这是我能想到的最好的算法。

def get_primes(n):
    numbers = set(range(n, 1, -1))
    primes = []
    while numbers:
        p = numbers.pop()
        primes.append(p)
        numbers.difference_update(set(range(p*2, n+1, p)))
    return primes

>>> timeit.Timer(stmt='get_primes.get_primes(1000000)', setup='import   get_primes').timeit(1)
1.1499958793645562

还能做得更快吗?

这段代码有一个缺陷:由于numbers是一个无序集,不能保证numbers.pop()将从集合中移除最低的数字。

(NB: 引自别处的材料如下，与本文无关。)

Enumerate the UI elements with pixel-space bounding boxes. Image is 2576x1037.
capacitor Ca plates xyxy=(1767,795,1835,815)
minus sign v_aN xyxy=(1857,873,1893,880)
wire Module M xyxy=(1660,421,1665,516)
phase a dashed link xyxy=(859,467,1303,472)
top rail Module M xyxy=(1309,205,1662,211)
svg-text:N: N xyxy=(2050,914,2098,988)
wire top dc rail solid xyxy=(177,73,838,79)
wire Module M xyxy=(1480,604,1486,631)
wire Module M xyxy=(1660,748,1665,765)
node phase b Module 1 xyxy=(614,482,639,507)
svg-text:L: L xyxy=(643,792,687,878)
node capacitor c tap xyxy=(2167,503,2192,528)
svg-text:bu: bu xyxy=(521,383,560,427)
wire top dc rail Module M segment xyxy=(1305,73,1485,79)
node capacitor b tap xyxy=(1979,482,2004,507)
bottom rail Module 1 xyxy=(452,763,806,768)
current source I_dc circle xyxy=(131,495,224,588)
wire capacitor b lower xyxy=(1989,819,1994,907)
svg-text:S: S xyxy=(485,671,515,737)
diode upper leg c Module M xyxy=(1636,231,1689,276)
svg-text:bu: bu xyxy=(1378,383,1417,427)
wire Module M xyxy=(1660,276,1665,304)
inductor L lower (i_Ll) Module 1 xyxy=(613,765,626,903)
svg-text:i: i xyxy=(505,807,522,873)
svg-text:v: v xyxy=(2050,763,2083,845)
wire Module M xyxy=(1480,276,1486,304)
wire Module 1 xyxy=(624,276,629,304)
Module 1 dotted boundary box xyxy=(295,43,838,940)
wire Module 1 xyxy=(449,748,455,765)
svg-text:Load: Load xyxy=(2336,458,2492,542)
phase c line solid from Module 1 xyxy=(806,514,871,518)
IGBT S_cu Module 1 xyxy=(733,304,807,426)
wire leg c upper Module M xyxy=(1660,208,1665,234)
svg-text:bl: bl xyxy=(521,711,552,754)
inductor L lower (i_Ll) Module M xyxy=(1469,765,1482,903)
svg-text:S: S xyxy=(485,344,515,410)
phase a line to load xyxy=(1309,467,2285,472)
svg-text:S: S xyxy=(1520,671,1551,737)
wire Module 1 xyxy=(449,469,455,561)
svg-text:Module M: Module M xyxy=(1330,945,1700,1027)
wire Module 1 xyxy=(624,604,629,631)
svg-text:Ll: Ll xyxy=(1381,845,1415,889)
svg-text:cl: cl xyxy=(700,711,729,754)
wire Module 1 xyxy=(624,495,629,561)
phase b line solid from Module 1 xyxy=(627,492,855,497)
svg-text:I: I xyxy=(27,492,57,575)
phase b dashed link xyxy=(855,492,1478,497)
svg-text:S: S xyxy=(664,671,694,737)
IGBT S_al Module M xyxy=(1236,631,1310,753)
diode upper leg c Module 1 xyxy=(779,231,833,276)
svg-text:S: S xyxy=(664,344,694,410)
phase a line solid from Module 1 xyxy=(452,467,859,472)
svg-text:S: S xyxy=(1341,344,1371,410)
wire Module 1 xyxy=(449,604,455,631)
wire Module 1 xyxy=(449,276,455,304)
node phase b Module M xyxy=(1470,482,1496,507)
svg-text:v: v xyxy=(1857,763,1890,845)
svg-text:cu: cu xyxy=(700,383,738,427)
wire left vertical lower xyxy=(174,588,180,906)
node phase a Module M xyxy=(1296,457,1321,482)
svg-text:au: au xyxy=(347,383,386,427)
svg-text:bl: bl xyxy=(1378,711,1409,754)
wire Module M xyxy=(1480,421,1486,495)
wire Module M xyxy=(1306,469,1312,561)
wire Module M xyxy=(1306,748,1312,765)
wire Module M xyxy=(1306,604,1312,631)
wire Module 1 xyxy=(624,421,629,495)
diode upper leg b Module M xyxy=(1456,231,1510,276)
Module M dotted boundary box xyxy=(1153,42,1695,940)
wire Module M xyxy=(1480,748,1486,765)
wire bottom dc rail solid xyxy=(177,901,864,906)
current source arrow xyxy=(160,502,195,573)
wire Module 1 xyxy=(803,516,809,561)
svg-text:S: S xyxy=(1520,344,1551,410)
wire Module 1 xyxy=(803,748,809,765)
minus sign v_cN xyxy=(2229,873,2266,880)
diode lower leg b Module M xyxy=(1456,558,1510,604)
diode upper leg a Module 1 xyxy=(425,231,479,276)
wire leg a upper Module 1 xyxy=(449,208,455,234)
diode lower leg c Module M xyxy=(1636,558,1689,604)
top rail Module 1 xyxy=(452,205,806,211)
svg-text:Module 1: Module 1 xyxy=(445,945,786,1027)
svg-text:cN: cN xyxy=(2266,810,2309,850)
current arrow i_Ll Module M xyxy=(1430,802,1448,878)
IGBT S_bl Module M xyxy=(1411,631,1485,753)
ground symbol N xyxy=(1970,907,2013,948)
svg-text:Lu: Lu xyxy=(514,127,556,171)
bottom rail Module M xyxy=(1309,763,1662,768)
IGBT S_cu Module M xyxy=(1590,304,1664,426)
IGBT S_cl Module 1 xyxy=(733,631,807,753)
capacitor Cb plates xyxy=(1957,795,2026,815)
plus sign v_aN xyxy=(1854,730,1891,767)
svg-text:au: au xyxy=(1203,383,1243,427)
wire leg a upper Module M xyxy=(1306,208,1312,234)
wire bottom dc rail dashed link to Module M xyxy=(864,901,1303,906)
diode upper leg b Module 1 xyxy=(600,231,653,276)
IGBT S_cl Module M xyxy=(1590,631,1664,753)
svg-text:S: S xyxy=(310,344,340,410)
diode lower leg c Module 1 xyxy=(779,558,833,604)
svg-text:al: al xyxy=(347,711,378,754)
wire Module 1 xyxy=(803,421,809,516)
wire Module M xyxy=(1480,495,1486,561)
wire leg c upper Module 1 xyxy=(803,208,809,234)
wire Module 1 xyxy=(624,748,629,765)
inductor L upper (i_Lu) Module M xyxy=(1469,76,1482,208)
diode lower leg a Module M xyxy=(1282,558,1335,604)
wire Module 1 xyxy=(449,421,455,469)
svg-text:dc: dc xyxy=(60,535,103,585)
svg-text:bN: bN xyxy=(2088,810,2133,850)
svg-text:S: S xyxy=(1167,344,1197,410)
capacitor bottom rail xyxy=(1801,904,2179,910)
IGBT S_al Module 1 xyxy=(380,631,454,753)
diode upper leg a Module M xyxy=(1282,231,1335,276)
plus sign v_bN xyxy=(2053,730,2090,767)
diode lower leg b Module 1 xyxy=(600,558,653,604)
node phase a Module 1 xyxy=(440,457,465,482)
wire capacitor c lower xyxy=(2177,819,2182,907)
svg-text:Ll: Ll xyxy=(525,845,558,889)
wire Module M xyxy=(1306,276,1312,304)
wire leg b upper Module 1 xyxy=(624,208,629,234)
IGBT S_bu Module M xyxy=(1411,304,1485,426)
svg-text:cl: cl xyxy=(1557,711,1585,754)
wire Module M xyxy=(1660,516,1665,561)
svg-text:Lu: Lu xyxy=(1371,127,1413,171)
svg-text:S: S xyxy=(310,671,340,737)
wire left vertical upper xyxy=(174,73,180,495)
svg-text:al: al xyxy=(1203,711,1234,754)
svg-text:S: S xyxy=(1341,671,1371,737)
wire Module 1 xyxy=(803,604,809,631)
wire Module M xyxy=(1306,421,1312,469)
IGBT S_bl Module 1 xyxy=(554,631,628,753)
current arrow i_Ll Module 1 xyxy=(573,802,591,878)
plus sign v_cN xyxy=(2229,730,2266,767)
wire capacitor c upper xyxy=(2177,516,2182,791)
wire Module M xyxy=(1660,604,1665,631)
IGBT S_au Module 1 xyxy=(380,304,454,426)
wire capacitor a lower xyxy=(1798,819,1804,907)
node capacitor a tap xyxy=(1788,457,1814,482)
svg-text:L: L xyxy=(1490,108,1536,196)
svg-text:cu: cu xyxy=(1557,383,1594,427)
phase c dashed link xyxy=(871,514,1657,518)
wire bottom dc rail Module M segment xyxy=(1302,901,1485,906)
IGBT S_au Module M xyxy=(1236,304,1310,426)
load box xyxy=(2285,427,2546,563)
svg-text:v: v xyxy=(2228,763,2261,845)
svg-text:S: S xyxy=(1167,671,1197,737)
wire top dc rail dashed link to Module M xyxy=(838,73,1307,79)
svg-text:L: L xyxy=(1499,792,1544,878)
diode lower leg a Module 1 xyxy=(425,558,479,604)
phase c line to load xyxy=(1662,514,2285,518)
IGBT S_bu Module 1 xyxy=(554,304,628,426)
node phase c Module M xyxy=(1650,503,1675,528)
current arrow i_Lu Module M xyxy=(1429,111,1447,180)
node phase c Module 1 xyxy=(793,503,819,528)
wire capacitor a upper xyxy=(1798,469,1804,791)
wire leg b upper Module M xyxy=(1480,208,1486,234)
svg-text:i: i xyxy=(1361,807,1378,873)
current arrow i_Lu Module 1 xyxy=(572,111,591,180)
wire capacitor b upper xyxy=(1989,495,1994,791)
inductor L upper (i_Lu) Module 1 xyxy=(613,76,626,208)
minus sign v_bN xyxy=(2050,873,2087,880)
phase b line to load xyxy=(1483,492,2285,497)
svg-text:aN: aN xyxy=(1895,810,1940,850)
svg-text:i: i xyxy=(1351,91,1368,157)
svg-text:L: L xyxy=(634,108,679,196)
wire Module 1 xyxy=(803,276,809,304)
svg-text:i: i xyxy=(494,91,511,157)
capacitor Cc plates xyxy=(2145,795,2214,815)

尽管如此,它还是适用于(至少对我来说)一些输入数字:

>>> sum(get_primes(2000000))
142913828922L
#That's the correct sum of all numbers below 2 million
>>> 529 in get_primes(1000)
False
>>> 529 in get_primes(530)
True

当前回答

这里是最快的函数之一的两个更新版本(纯Python 3.6),

from itertools import compress

def rwh_primes1v1(n):
    """ Returns  a list of primes < n for n > 2 """
    sieve = bytearray([True]) * (n//2)
    for i in range(3,int(n**0.5)+1,2):
        if sieve[i//2]:
            sieve[i*i//2::i] = bytearray((n-i*i-1)//(2*i)+1)
    return [2,*compress(range(3,n,2), sieve[1:])]

def rwh_primes1v2(n):
    """ Returns a list of primes < n for n > 2 """
    sieve = bytearray([True]) * (n//2+1)
    for i in range(1,int(n**0.5)//2+1):
        if sieve[i]:
            sieve[2*i*(i+1)::2*i+1] = bytearray((n//2-2*i*(i+1))//(2*i+1)+1)
    return [2,*compress(range(3,n,2), sieve[1:])]

其他回答

这个算法很快,但它有一个严重的缺陷:

>>> sorted(get_primes(530))
[2, 3, 5, 7, 11, 13, 17, 19, 23, 29, 31, 37, 41, 43, 47, 53, 59, 61, 67, 71, 73,
79, 83, 89, 97, 101, 103, 107, 109, 113, 127, 131, 137, 139, 149, 151, 157, 163,
167, 173, 179, 181, 191, 193, 197, 199, 211, 223, 227, 229, 233, 239, 241, 251,
257, 263, 269, 271, 277, 281, 283, 293, 307, 311, 313, 317, 331, 337, 347, 349,
353, 359, 367, 373, 379, 383, 389, 397, 401, 409, 419, 421, 431, 433, 439, 443,
449, 457, 461, 463, 467, 479, 487, 491, 499, 503, 509, 521, 523, 527, 529]
>>> 17*31
527
>>> 23*23
529

您假设numbers.pop()将返回集合中最小的数字,但这根本不能保证。集合是无序的,pop()删除并返回任意元素,因此不能使用它从剩余数字中选择下一个质数。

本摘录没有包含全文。